Changchon Rehabilitation Center, North Korea

As the guards dragged him through the twilight from Yulim’s bungalow to the prison yard, Sergeant Dahn had little trouble playing the part of a disgruntled malcontent. His skull still throbbed from where Major Jin had struck him with the whiskey bottle, and he had to breathe through his mouth because his sinuses were clogged from the swelling of his broken nose. And instead of one black eye, Dahn had two. Except for his uniform—bloodied from his nose—he looked like a boxer who’d wound up on the wrong side of one too many prize fights.

Dahn’s mood matched his sorry appearance. Once he’d come to the floor of Yulim’s den, Jin and the commandant had dragged him to the phone and presented him with a scripted preliminary report informing MII that suspicion of complicity in Operation Guillotine had shifted to several of Jin’s subordinates, including the private who’d been dispatched to kill General Oh. Dahn had had a gun to his head when he’d called in the report, with Jin vowing to pull the trigger if Dahn strayed from the script and tried to slip in anything that sounded like a possible code phrase that would inform MII that he was making the report under duress. He’d been told to blame a head cold instead of a broken nose for the obvious change in his voice.

Having no other real option, Dahn had played along, but the fear he’d initially felt after having his cover blown had now been replaced by a simmering rage. It was bad enough that he’d been forced to play double agent to save himself. The smug condescension with which Jin and Yulim had treated him had fueled his contempt for his tormentors. Yes, he would do their bidding as long as necessary, but if it was the last thing he ever did, Dahn was determined to see the day when he could turn the tables on the two conspirators.

It was in this glowering frame of mind that Dahn soon found himself hauled into the men’s barracks at the concentration camp. When the guards shoved him to the floor for extra effect, it was all he could do not to bolt to his feet and attack them. As it was, he cursed them with a flurry of epithets that went a long way toward convincing most of the other prisoners that his anger was genuine. The guards shrugged off the verbal onslaught and strode out of the barracks.

Dahn was struggling to his feet when one of the men reached out and lent him a hand.

“You seem to have fallen out of favor,” Prync Gil-Su told the undercover agent as he helped him to his feet.

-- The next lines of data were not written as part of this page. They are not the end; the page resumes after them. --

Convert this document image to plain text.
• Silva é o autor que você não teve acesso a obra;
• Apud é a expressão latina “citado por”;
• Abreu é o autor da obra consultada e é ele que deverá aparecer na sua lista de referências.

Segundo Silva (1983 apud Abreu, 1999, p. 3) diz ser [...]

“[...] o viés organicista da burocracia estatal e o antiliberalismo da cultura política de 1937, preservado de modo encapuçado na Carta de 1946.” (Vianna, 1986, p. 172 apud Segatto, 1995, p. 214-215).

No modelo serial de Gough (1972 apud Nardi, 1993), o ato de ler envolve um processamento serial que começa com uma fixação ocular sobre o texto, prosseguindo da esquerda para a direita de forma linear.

Dahn immediately recognized the deposed captain from the description Yulim had given him. He gave no indication that he knew the man, however. Instead he glared past him at the bungalow doorway, shouting a few more choice curses at the guards, who had already left the building.

Prync introduced himself, and once Dahn had done the same, the organizer of the would-be prison revolt looked the sergeant over and asked, “What did you do to prompt such a beating?”

“You tell me,” Dahn responded bitterly. Concealed beneath one of the buttons of his uniform shirt was one of the bugging devices he’d intended to use on Jin and Yulim. Now it was Yulim who was eavesdropping on him from the sanctuary of his bungalow, so Dahn stuck to the cover story he’d been told to give in the hope of earning Prync’s confidence.

“I came here today on a routine field tour for the Ministry of Agriculture,” he lied. “I was supposed to make an evaluation of how to better improve the poppy cultivation, but after checking the soil I said the land could be put to better use growing potatoes or some other produce. I was just making a statement, but apparently they thought I was questioning the regime’s priorities, because the next thing I knew, I was being used as a human punching bag. And now, who knows, a misunderstanding on their part and I’m not only disgraced, but my life as I know it is over. Where’s the justice in that?”